But the days turned into weeks, which turned into months and then years.

Campos said as Lubbock police detectives investigated her daughter's disappearance, she put out flyers with her phone number hoping for any bit of information that would reunite her with her daughter.

She said she held on to the hope that her daughter was still alive and beat back the dark thoughts that she was never going to see her daughter alive again.

The longer her daughter was gone, the more she despaired, she said, and she avoided spending time with her family on holidays. She said she couldn't bear seeing her other family members with their children while one of her daughters was still missing

"It got harder, because as time went by, we didn't know where she was and I didn't I didn't know how to cope," she said fighting back tears. "I didn't know how to react. I didn't know what to do."

Her heart shattered in 2018 when Lubbock police detectives finally found her daughter's remains buried in a house in South Lubbock after her killer confessed.

"It was the hardest day of my life," she said.

In his opening statement, defense attorney Jeff Nicholson told jurors that his client understood that he was facing a hefty prison sentence.

However, he asked jurors for a sentence less than a life in prison. He told them to consider that his client not only accepted responsibility for his actions by pleading guilty on Monday, but played a critical part in bringing closure to Campos' family by confessing and leading detectives to her remains.

"Acceptance of responsibility is number one in these cases," he said.

He said Lubbock police detectives struggled for years to bring Campos' missing person case to a close. But it wasn't until Rodriquez summoned detectives on Nov. 16, 2018, to the Lubbock County Detention Center where he was being held on the stalking charge that the case was solved.

"They did not solve this case," he said. "My client did."

He emphasized to jurors that that his client did not have an attorney when he confessed to killing and burying Campos.

Nicholson said police detectives had spoken to Rodriquez about the case over the years but didn't confront him as a suspect in 2017. However, he argued that detectives ignored his request then for an attorney, which potentially delayed the confession by nearly a year.

Melinda Campos told jurors her daughter was a great daughter, sister and aunt.
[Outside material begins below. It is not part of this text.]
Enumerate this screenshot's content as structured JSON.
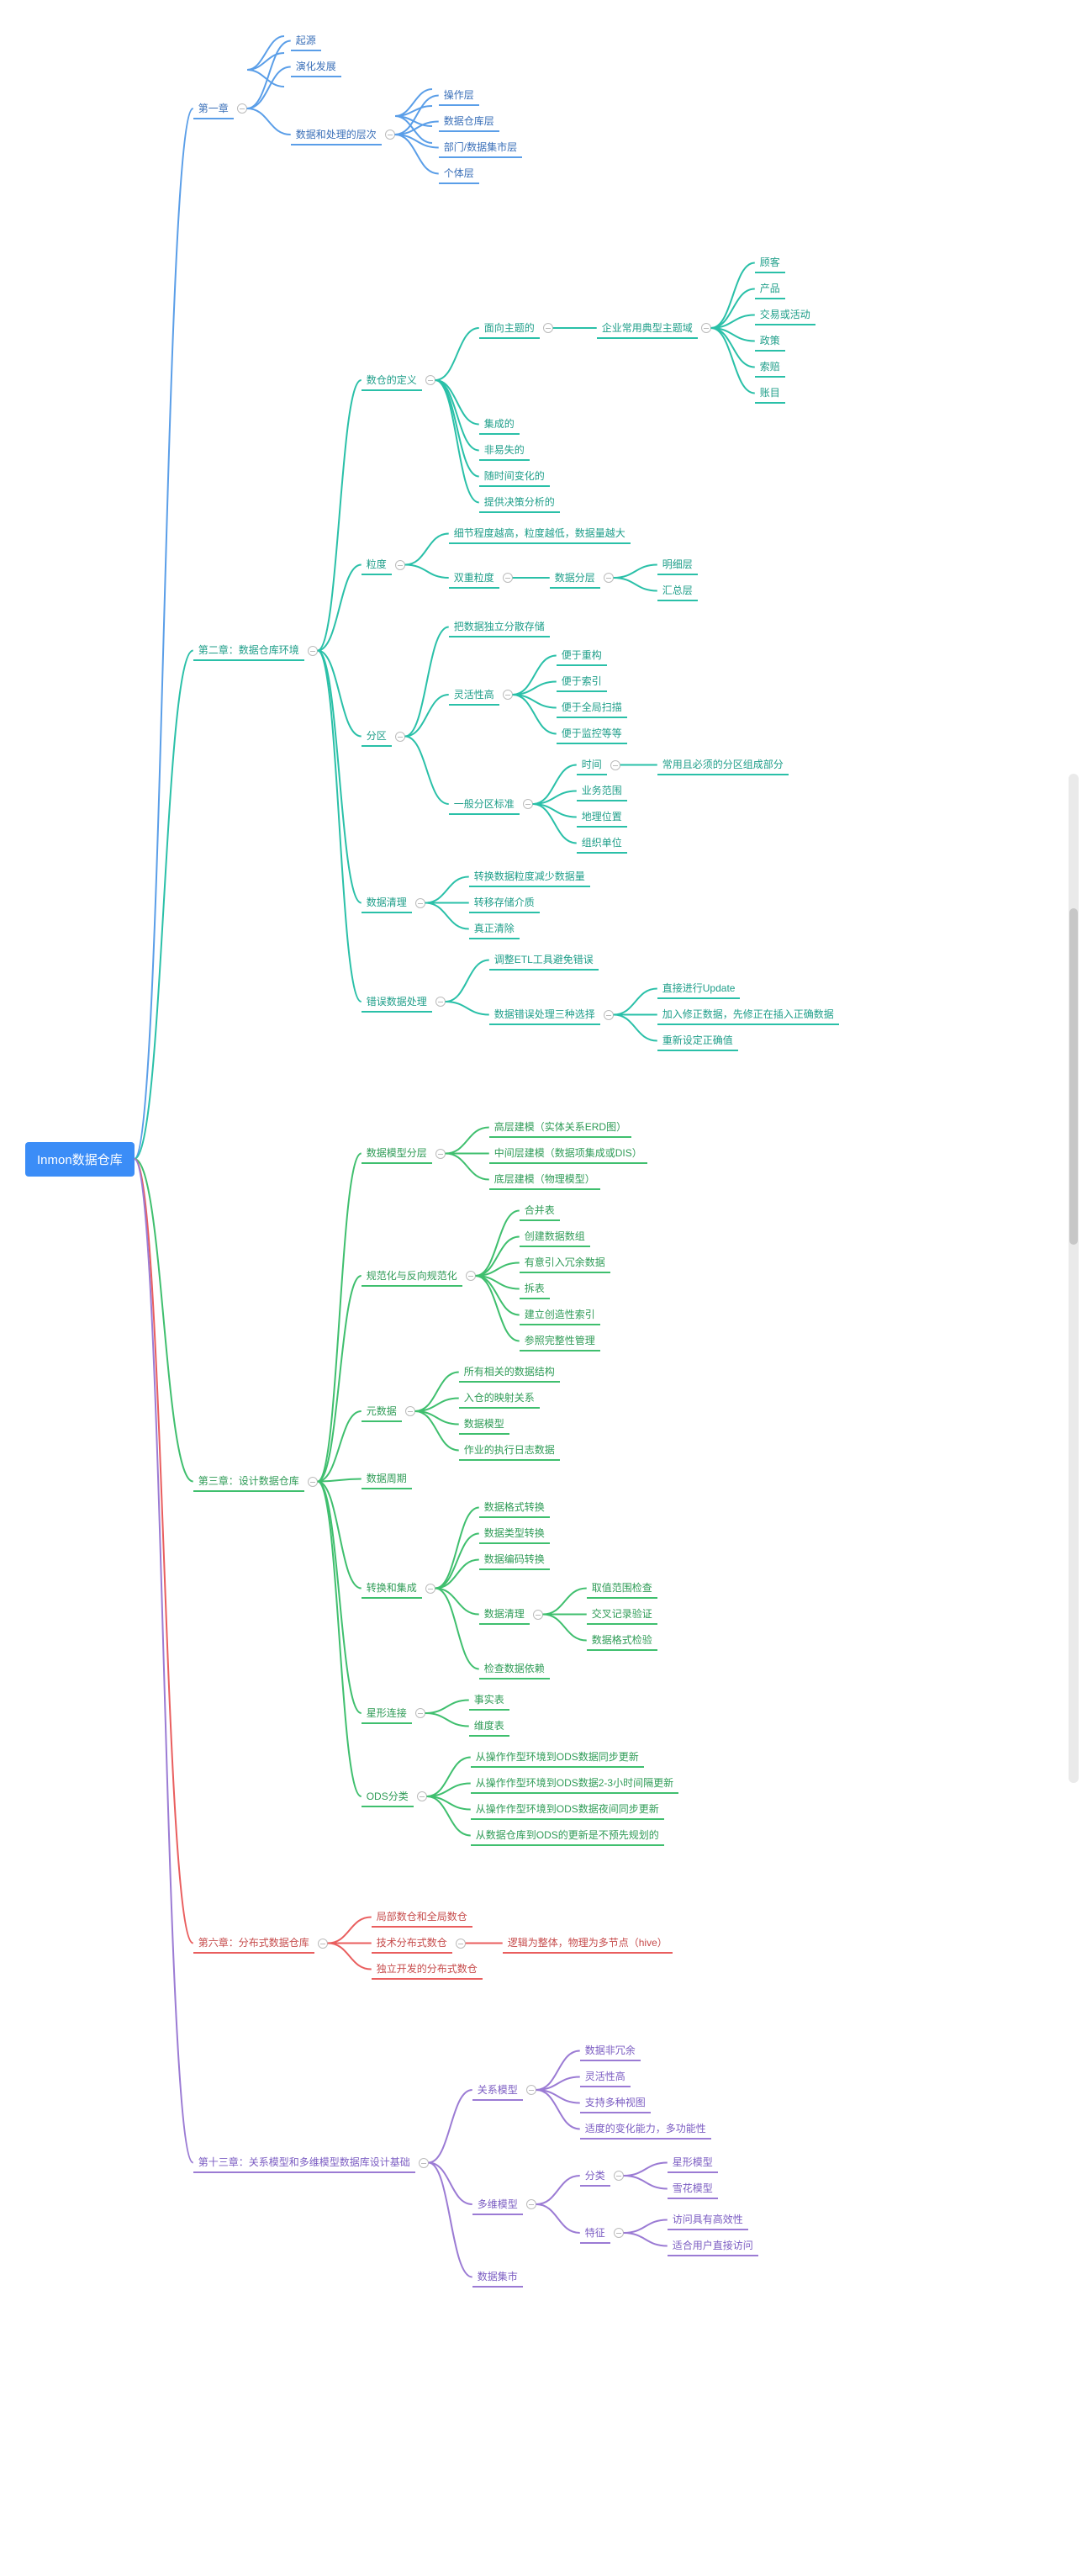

"She was a beautiful girl with lots of soul and spirit," she said. "She loved life. She loved her family she was such a family person. If you all would have met her you all would have just fell in love with her."

She told jurors that Rodriquez's confession brought her no closure.

"Because she still hadn't got justice," she said. "He's still breathing, eating and sleeping and she's not. "

Prosecutor Jessica Gorman told jurors in her opening statement that Rodriquez had a history of abusing women including the mother of his children, who was the victim in the stalking charge.

Court records show he pleaded guilty in that case in exchange for a four-year prison sentence. Rodriquez admitted to sending her messages threatening to kill her and her family.

Court records show prosecutors intend to present jurors with evidence that showed Rodriquez's relationships with women often involved physical aggression, sexual violence and strangulation.

Gorman told jurors that the evidence will show that Rodriquez met Campos for the first time the night he killed her.

In a letter Rodriquez wrote to the media in 2019, he said he was under the influence of synthetic marijuana when he strangled Campos to death.

However, Gorman told jurors that Rodriquez didn't need an excuse to kill Campos - just the opportunity.